EN FAZLA DEVAMSIZLIK DEZAVANTAJLI BÖLGELERDE
En fazla devamsızlık ve terk yaşanan okullarımız dezavantajlı bölgeler olduğunu ifade eden Fırtına, “
Bununla ilintili olarak gerek valiliğe gerekse belediye üst düzey yetkililerine sahada yaptığımız çalışma ve raporlarını daha önceki yıllarda sunduk. Valilikten kahvaltı, yemek ve su ihtiyacının karşılanmasını talep ettik. Belediyeden ise okul bahçe ve oyun alanlarının düzenlenmesiyle sosyal aktiviteler konusunda çocukları motive edici top, takım forması, akıl oyunları, hafta sonu olan gençlik spor müdürlüğündeki kurslardan yararlanabilmeleri için ücretsiz ulaşım hakkı gibi taleplerimiz oldu” dedi.
SESSİZ KALMAMIZ MÜMKÜN DEĞİL
ÇEDES projesi kapsamında Eskişehir ve İzmir'de 842 okula “manevi danışman” adı altında imam, müezzin ve vaiz gibi din hizmetlerinde çalışan kişilerin atanmasına, laik ve bilimsel eğitimden uzaklaşılmasına sessiz kalmamız mümkün değil diyen Fırtına, “Edirne Laik Bilimsel Eğitim Çalışma Grubu olarak bu uygulamadan derhal vaz geçilmesini, ne ülkemizde ne de ilimizde bu gerici ve çağdışı eğitim anlayışına izin vermeyeceğimizi bildiririz” dedi.

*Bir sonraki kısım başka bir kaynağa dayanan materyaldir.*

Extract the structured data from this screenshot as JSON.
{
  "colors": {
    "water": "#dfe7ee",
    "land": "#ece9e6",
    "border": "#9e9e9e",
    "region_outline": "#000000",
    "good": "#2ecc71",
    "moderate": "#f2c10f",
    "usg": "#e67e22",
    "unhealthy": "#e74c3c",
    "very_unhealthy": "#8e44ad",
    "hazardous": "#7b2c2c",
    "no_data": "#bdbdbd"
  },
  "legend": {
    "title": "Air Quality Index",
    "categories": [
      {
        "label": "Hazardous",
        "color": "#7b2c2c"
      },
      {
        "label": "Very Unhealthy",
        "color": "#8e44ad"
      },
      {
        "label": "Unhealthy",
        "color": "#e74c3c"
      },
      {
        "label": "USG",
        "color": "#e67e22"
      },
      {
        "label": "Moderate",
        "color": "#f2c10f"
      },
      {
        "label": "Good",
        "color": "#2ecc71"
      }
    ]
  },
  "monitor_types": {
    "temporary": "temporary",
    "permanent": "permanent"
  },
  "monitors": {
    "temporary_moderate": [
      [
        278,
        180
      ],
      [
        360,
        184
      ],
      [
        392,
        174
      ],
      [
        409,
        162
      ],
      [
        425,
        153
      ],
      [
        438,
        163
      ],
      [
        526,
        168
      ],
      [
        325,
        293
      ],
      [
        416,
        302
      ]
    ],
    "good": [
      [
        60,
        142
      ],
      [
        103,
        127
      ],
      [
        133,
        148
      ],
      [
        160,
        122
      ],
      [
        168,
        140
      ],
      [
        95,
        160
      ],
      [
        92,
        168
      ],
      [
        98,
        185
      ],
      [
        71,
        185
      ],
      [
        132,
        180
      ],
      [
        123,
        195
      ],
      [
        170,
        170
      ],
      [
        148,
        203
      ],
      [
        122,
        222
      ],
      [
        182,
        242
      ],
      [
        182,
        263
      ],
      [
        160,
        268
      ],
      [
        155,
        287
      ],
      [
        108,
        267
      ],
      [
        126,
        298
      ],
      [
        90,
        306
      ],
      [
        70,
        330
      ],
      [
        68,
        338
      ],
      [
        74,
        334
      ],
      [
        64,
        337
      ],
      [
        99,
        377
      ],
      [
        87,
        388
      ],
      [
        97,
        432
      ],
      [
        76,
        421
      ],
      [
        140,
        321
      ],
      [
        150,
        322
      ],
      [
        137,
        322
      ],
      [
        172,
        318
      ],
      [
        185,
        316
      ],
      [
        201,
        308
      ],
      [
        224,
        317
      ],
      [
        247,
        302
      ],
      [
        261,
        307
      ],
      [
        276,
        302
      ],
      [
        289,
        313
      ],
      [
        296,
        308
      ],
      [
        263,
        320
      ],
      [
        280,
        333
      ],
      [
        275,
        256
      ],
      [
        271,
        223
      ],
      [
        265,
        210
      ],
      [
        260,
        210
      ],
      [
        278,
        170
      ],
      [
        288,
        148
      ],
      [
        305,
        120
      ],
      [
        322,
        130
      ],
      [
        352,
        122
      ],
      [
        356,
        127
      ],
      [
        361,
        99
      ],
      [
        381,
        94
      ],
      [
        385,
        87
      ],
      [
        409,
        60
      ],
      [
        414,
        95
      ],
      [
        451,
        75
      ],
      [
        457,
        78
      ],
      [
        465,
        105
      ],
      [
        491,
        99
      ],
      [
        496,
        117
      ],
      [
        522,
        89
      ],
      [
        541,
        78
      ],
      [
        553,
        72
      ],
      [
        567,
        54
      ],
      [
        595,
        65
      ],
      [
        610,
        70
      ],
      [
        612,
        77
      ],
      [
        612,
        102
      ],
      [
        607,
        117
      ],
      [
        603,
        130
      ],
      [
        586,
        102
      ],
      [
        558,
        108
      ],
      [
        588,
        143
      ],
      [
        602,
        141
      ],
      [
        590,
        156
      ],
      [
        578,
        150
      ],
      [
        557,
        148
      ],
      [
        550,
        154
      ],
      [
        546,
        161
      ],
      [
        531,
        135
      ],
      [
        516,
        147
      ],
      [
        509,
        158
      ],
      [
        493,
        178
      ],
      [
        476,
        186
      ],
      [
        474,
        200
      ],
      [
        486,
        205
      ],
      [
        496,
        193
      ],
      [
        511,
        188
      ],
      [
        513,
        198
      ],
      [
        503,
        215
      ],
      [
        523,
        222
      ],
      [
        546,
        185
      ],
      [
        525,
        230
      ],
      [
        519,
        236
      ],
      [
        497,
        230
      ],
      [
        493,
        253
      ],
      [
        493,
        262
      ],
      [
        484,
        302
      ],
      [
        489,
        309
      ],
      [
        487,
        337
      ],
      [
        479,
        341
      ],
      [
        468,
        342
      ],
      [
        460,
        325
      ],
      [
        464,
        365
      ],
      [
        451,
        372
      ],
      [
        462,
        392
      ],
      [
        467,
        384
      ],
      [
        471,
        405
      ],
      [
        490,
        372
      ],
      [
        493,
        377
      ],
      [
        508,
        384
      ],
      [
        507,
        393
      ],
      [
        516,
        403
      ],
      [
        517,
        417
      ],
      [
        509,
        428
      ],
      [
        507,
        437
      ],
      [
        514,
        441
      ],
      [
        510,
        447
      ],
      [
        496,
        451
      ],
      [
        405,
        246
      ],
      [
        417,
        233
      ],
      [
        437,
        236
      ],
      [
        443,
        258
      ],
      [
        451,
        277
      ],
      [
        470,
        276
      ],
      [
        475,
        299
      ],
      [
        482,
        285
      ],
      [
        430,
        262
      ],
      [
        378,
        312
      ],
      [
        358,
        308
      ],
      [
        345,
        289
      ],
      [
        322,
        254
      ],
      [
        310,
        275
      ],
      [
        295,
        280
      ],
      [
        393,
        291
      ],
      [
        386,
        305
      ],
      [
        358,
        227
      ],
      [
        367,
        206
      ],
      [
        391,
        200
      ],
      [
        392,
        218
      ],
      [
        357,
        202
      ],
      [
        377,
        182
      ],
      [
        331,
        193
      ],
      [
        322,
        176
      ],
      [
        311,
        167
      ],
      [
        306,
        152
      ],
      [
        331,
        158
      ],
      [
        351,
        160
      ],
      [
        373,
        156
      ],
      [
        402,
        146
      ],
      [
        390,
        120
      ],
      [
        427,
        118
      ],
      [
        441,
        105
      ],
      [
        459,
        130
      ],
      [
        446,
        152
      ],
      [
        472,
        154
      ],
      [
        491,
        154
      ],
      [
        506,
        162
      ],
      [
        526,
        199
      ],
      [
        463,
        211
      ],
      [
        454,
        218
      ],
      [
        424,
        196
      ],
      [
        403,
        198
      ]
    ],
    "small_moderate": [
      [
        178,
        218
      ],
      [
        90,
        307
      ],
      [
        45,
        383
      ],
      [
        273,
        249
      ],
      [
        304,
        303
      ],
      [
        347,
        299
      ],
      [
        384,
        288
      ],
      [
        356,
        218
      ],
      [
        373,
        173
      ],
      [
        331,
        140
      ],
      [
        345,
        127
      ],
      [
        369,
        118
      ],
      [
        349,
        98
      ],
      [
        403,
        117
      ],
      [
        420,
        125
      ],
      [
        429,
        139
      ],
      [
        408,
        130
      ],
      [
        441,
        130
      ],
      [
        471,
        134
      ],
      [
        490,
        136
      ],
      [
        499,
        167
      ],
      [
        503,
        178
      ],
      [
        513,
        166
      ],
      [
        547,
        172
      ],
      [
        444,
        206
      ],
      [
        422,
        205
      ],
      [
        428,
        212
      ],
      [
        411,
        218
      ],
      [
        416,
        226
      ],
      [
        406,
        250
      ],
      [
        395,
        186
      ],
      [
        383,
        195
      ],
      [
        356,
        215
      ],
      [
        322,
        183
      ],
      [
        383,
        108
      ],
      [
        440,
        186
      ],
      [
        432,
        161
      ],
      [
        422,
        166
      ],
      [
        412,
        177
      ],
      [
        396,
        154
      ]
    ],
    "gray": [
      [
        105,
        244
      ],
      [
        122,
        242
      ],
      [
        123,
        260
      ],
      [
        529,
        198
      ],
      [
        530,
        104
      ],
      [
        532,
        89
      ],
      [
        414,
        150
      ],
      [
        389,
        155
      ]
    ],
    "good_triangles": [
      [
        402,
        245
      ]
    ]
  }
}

EDİRNE MEB SINIFTA KALMIŞTIR
Fırtına, “12 Haziran Dünya Çocuk İşçiliği Mücadele Günü olarak kutlandı. Ayrıca çocuklarımız devlet eliyle bir işçi gibi kullanılmaktadır. Emekleri sömürülmektedir. Eğitimden ve sosyal yaşamdan uzaklaştırılmaktadır. Tüm bunları düşündüğümüzde bakanlıkla birlikte İl Milli Eğitim Müdürlüğü’nün karnesi de zayıftır. Biz onlara geçersiz not veriyoruz. Hatta gelecek yıl ekonomik krizin eğitime etkilerin daha fazla olacağını düşündüğümüz için özel okullardaki öğrencilerin devlet okullarına yönelim içerisinde olması söz konusu. Edirne’de okulların artması beklerken, azalıyor olması başlı başına bir sorundur” diye konuştu.